Aunque muchos líderes de ambos bandos piensan que cualquier enfrentamiento podría limitarse geográficamente a los estrechos de Taiwán o al borde del Báltico, estos cambios tecnológicos y tácticos significan que es más probable que un conflicto de este tipo se extienda a los países de cada uno de ellos de nuevas maneras. Al igual que Internet modificó nuestra noción de las fronteras, también lo haría una guerra librada en parte en línea.
Los actores civiles también serían diferentes a los de 1941. El centro de cualquier economía de guerra no sería Detroit.

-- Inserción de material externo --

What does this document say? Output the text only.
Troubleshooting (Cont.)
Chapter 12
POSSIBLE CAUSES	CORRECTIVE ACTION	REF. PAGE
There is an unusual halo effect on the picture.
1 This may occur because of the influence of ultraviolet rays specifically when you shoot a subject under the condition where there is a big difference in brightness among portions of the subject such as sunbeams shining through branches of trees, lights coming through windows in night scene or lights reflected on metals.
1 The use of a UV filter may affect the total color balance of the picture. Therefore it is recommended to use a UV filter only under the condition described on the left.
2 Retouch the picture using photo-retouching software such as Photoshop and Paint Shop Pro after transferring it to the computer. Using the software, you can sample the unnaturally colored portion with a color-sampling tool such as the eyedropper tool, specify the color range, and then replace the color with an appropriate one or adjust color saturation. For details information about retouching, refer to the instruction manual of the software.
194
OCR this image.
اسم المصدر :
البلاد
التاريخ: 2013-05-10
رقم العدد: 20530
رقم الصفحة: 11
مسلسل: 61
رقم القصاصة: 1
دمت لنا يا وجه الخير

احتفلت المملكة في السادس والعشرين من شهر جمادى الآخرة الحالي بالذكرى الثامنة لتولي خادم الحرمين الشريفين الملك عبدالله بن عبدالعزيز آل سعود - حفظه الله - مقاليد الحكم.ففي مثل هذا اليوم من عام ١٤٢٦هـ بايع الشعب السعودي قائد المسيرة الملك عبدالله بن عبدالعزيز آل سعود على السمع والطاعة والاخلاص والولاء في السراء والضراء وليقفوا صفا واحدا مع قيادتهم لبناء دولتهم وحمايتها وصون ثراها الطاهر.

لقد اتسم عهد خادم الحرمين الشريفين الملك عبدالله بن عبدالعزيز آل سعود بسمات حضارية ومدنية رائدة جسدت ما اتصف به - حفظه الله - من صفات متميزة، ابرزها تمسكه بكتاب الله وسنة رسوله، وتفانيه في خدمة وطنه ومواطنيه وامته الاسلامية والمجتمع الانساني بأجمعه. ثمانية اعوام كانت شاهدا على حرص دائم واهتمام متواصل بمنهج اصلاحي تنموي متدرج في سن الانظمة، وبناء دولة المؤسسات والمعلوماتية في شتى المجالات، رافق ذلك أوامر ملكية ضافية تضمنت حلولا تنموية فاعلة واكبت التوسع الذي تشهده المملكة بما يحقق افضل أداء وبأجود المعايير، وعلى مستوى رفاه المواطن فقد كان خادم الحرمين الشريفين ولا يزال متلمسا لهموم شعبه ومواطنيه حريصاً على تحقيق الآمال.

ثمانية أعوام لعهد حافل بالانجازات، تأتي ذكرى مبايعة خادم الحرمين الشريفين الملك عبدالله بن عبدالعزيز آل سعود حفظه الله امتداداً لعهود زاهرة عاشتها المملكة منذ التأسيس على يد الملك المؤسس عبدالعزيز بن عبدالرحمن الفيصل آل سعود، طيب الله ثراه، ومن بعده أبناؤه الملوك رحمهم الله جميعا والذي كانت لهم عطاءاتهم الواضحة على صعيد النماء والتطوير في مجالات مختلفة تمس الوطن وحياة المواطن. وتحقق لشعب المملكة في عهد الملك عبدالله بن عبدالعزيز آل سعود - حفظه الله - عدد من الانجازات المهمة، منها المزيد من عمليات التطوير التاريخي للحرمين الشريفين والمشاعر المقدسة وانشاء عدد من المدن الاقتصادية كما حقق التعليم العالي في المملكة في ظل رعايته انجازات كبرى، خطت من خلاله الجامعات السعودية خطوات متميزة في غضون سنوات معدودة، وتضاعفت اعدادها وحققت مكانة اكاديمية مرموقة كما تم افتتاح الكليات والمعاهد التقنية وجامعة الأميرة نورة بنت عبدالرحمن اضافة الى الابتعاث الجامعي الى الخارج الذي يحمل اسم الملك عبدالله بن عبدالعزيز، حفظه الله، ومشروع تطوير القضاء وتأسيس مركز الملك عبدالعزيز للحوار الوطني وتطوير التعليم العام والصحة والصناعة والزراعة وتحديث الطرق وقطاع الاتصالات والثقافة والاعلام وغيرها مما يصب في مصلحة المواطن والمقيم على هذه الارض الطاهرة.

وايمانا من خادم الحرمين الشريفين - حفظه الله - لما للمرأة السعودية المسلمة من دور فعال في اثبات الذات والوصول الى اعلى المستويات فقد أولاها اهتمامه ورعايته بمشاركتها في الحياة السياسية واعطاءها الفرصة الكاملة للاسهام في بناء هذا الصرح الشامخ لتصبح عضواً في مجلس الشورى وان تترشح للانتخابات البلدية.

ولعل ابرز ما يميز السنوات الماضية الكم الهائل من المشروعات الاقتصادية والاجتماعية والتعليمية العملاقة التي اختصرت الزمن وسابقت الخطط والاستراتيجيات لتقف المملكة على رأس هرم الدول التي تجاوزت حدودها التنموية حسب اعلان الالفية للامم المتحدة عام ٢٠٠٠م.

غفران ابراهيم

En su lugar, los expertos en tecnología de Silicon Valley y los accionistas de Bentonville, Arkansas, se enfrentarían a todo tipo de problemas, desde la escasez de microchips hasta la reorganización de la logística y la lealtad de una empresa multinacional. Es poco probable que las nuevas formas de actores civiles del conflicto, como las empresas militares privadas Blackwater o los grupos hacktivistas Anonymous, se queden al margen de la lucha.
Un oficial chino afirmó en un documento sobre el régimen: «Debemos tener en cuenta una tercera guerra mundial al desarrollar las fuerzas militares». Pero hay una actitud muy diferente en los círculos de defensa de Washington. Como le preocupaba al Jefe de Operaciones Navales de Estados Unidos el año pasado, «si se habla de ello abiertamente, se cruza la línea y se antagoniza innecesariamente». Es cierto, pero tanto los patrones históricos de comercio entre las grandes potencias antes de cada una de las últimas guerras mundiales como las arriesgadas acciones y la acalorada retórica de Moscú y Pekín durante el último año demuestran que ya no es útil evitar hablar de las rivalidades entre las grandes potencias del siglo XXI y de los peligros de que se salgan de control. Tenemos que reconocer las tendencias reales en movimiento y los riesgos reales que se ciernen, de modo que podamos tomar medidas mutuas para evitar los errores que podrían crear un fracaso tan épico de la disuasión y la diplomacia. Así podremos mantener la próxima guerra mundial donde pertenece, en el reino de la ficción.